Bin 850 Rakımlı Uzunçayır Yaylasında Duygu Dolu Röportaj
Artvin’in Ardanuç ilçesine bağlı Hamurlu Köyü Uzunçayır Yaylası’nda hayvanlarını otlatan üç çocuk babası İzzet Şimşek, gazeteci Ahmet Külekçi ile yaptığı röportajda duygu dolu sözler söyledi. Muhabirin “Benden bir isteğin, arzun var mı?” sorusuna, “Bir daha yolun düşerse gelirken bana Türk Bayrağı getir” yanıtını veren Şimşek, bu sözleriyle hem vatan sevgisini dile getirdi hem de yürekleri dağladı.
“Bana Bayrak Getir, Başka Bir Şey İstemem”
40 yıldır çobanlık yaptığını belirten İzzet Şimşek, tek isteğinin Türk Bayrağı olduğunu vurguladı. “Hoş geldiniz, sefalar getirdiniz. Bir daha yolun düşerse bana Türk Bayrağı getir. Yaylada evime asacağım. Mustafa Kemal Atatürk ile şehitlerimizin emaneti şanlı bayrağımıza can feda” diyerek duygularını ifade etti.
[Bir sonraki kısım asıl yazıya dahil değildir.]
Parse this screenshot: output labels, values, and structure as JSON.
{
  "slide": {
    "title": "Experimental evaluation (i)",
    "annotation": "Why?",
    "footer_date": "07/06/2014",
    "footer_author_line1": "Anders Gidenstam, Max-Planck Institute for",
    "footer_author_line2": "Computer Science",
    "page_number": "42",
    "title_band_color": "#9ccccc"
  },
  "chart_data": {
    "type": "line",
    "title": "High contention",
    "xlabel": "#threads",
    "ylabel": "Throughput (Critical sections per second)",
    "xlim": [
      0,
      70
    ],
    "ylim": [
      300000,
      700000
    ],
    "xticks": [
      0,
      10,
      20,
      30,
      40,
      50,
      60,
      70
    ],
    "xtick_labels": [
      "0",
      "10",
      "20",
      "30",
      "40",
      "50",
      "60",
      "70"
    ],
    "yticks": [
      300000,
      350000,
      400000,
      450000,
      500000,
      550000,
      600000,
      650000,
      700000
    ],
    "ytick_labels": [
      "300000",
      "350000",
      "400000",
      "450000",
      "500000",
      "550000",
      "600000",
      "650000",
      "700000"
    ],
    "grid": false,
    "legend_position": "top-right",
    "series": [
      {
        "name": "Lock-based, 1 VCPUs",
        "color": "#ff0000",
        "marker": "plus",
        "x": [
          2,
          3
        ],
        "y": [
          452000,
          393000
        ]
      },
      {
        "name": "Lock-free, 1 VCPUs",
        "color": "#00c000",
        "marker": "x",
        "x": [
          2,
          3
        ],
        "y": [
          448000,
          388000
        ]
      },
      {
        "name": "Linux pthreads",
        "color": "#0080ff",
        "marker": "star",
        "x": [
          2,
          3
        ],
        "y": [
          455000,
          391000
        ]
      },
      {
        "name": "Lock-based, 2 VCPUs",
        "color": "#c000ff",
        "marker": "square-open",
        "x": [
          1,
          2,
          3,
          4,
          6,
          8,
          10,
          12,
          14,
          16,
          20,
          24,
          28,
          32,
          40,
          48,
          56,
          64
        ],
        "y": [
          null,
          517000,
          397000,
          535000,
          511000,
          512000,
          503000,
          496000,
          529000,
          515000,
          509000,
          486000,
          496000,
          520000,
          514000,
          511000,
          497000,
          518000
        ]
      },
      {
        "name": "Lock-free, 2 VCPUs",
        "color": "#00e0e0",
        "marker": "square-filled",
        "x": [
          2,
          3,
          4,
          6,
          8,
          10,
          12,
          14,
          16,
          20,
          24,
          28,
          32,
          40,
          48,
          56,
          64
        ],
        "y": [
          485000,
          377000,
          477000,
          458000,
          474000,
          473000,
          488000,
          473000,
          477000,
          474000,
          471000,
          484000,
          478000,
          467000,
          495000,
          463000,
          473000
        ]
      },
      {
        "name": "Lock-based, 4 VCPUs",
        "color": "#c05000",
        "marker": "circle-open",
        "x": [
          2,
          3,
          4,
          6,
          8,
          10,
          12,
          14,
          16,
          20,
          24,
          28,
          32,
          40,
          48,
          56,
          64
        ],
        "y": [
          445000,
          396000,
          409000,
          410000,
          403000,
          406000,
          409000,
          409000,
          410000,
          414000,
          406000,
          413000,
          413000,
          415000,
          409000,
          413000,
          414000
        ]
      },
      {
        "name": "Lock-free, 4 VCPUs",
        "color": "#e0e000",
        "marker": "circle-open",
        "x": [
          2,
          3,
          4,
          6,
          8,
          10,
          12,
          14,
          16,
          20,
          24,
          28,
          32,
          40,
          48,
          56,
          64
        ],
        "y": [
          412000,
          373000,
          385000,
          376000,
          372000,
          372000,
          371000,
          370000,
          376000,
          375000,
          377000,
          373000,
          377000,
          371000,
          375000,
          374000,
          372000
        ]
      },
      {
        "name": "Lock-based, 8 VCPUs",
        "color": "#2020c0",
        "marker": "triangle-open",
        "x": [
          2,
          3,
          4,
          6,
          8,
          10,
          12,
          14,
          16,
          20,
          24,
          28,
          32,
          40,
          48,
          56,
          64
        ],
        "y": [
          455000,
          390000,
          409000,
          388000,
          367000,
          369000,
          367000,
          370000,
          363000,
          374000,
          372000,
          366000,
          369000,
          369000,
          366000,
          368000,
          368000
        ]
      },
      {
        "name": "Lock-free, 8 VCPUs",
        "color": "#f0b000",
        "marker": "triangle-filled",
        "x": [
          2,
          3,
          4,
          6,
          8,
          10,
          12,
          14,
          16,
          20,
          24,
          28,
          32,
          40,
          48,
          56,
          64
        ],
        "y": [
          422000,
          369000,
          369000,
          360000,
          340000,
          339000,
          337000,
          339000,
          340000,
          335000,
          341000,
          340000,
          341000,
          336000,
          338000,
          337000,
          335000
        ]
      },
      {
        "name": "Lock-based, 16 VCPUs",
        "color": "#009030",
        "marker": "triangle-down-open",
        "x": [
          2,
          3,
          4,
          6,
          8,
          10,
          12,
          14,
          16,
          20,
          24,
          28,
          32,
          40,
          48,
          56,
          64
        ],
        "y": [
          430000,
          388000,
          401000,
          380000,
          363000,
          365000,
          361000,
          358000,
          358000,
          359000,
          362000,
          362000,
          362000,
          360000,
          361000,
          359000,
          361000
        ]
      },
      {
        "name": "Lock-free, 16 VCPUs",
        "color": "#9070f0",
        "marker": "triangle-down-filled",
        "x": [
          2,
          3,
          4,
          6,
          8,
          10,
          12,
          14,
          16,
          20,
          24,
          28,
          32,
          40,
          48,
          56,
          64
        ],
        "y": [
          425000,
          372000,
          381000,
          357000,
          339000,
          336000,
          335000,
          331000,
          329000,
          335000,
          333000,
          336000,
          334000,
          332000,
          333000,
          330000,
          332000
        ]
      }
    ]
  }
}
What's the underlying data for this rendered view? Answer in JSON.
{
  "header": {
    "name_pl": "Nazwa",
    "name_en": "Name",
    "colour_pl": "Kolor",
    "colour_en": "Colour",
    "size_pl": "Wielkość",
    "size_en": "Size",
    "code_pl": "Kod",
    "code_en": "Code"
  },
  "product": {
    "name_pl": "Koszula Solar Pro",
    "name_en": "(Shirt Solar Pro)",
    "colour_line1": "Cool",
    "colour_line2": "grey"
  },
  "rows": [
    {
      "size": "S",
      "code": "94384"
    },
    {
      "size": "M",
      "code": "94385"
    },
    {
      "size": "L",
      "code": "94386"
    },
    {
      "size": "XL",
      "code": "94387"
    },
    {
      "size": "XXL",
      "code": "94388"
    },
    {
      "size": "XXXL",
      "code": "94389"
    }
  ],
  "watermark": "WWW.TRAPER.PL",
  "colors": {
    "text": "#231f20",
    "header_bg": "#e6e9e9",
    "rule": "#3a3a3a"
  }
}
“Devletimiz Bizleri Unutmasın”
Geçimini çobanlıkla sağlayan ve üç çocuğunu bu meslek sayesinde okuttuğunu söyleyen Şimşek, tarım ve hayvancılığın zorluklarına dikkat çekti. “Ben 40 yıldır bu işi yapıyorum. Çok zor ve meşakkatli ama Allah’a şükür ömrüm yettikçe devam edeceğim. Devlet büyüklerimiz bizleri unutmasın, daha çok destek olsun. İnsanlar topraklarına, yaylalarına sahip çıkmalı” dedi.
Yaylalarda Acı Gerçek: Yünler Çöpe Gidiyor
Her yıl binlerce küçükbaş hayvanın kırkıldığını fakat yünlerin değerlendirilemediğini söyleyen Şimşek, “Kamyon kamyon yünler ya yakılıyor ya da çöpe gidiyor. Eskiden halı ve kilim karşılığında bu yünler toplanırdı. Şimdi maalesef kimse ilgilenmiyor. Oysa bu yünlerin ekonomiye kazandırılması gerek” ifadelerini kullandı.
“Artık Çoban Bulamıyoruz”
Gençlerin yaylalardan uzaklaştığını belirten Şimşek, hayvancılığın zor günler yaşadığını söyledi: “Hayvanların ne yününden ne etinden ne de sütünden faydalanabilir hale geldik. Elimizdeki koyun keçi para etmiyor. Yaylalarda çoban bulamaz olduk. Herkes şehre göçüyor. Üretmek yerine tüketmeyi tercih ediyoruz. Tarım ve hayvancılık teşvik edilmezse bu topraklarda üretim tamamen bitecek” dedi.
İzzet Şimşek’in bu sözleri, hem yaylalarda yaşanan zorlukları hem de kırsal kesimde tarım ve hayvancılığın geleceğini gözler önüne serdi.